All in all, as you said, it comes to the same. Need to step back. I know he will sooner or later get in touch…As I said we became very close even though we never stood in front of each other (photos, videos, audios were exchanged). I have learnt a lot of life skills with him. I just need to stay positive and strong.
Thank you for your messages. They mean a lot. It is not easy for me to share a heart ache with someone.September 13, 2021 at 1:08 pm #1097541
This kind of sounds like bullshit to me. There should be no need to drop someone you only text with, who lives in another country. And just before you were going to see him on video. Hmmmmmm. Be careful. Basically you two are just pen pals, and for him to be like “I can’t handle being with you” (he’s not!), “but I can’t let you go” (uh what?) is seriously weird.
Sounds sus.September 13, 2021 at 1:20 pm #1097544
And even more so if you aren’t friends on social media / you haven’t at least seen a FB account that would seem to corroborate that he is who he says he is.September 13, 2021 at 2:52 pm #1097556FYIGuest
Where to begin.
If you have never actually met this person in real life, you are not in a relationship. You have no idea if anything he told you is true. Telling someone about your heartbreak is not the same thing as intimacy or a relationship, especially someone you don’t even know. You were just about to start face-timing and suddenly he needs to go to the forest to be alone!?

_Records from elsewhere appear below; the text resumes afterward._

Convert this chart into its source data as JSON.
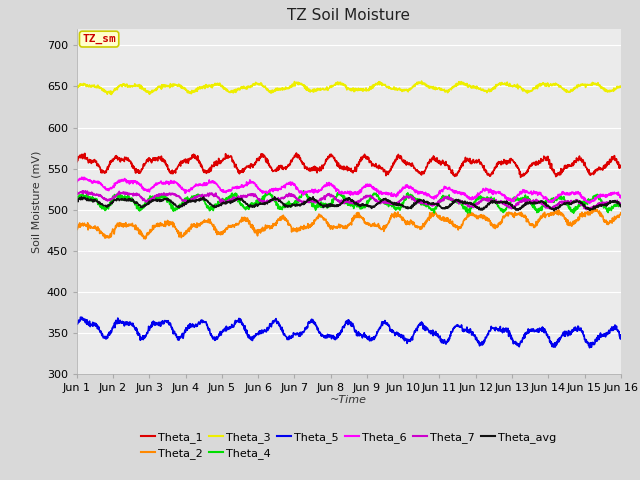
{
  "title": "TZ Soil Moisture",
  "ylabel": "Soil Moisture (mV)",
  "xlabel": "~Time",
  "ylim": [
    300,
    720
  ],
  "yticks": [
    300,
    350,
    400,
    450,
    500,
    550,
    600,
    650,
    700
  ],
  "x_labels": [
    "Jun 1",
    "Jun 2",
    "Jun 3",
    "Jun 4",
    "Jun 5",
    "Jun 6",
    "Jun 7",
    "Jun 8",
    "Jun 9",
    "Jun 10",
    "Jun 11",
    "Jun 12",
    "Jun 13",
    "Jun 14",
    "Jun 15",
    "Jun 16"
  ],
  "n_points": 1500,
  "series": [
    {
      "name": "Theta_1",
      "color": "#dd0000",
      "base": 557,
      "amp": 8,
      "freq": 15.5,
      "trend": -0.003,
      "noise": 1.5
    },
    {
      "name": "Theta_2",
      "color": "#ff8800",
      "base": 475,
      "amp": 7,
      "freq": 14.0,
      "trend": 0.012,
      "noise": 1.5
    },
    {
      "name": "Theta_3",
      "color": "#eeee00",
      "base": 648,
      "amp": 4,
      "freq": 13.0,
      "trend": 0.001,
      "noise": 1.0
    },
    {
      "name": "Theta_4",
      "color": "#00dd00",
      "base": 511,
      "amp": 7,
      "freq": 15.0,
      "trend": -0.002,
      "noise": 1.5
    },
    {
      "name": "Theta_5",
      "color": "#0000ee",
      "base": 358,
      "amp": 9,
      "freq": 14.5,
      "trend": -0.008,
      "noise": 1.5
    },
    {
      "name": "Theta_6",
      "color": "#ff00ff",
      "base": 533,
      "amp": 5,
      "freq": 13.5,
      "trend": -0.012,
      "noise": 1.0
    },
    {
      "name": "Theta_7",
      "color": "#cc00cc",
      "base": 518,
      "amp": 4,
      "freq": 13.5,
      "trend": -0.008,
      "noise": 1.0
    },
    {
      "name": "Theta_avg",
      "color": "#111111",
      "base": 510,
      "amp": 4,
      "freq": 14.5,
      "trend": -0.003,
      "noise": 0.8
    }
  ],
  "bg_color": "#d9d9d9",
  "plot_bg_color": "#ebebeb",
  "grid_color": "#ffffff",
  "label_box_color": "#ffffcc",
  "label_box_edge": "#cccc00",
  "label_text_color": "#cc0000",
  "label_text": "TZ_sm",
  "title_fontsize": 11,
  "axis_fontsize": 8,
  "tick_fontsize": 8
}
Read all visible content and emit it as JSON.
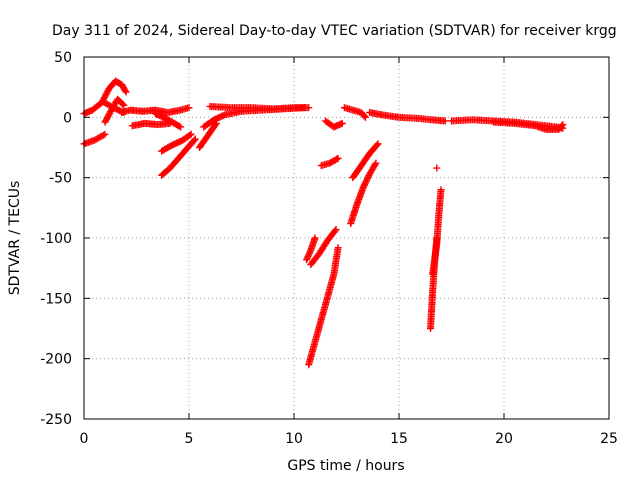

You are being played. Don’t “confront” him about this, because it’s not about him. It’s about you, your naïvete, your lack of boundaries. You need to get more clear about who you are so you don’t keep getting hurt by losers. At least google books about boundaries.September 17, 2021 at 2:55 pm #1097927SylvieGuest
You met on via mobile games? And you’ve never met or even facetimed? You’re not in a relationship. He’s married or, more likely, slowly feeding you a sob story in order to scam you. Sorry. 🙁September 17, 2021 at 4:18 pm #1097928bloodymediocrityParticipant
Yeah, something about this doesn’t pass the sniff test. I don’t know that he’s a scammer necessarily (You *haven’t* sent him any money, right?) but some things here don’t add up. He seems awfully keen to keep you completely out of his life. There is a reason for that.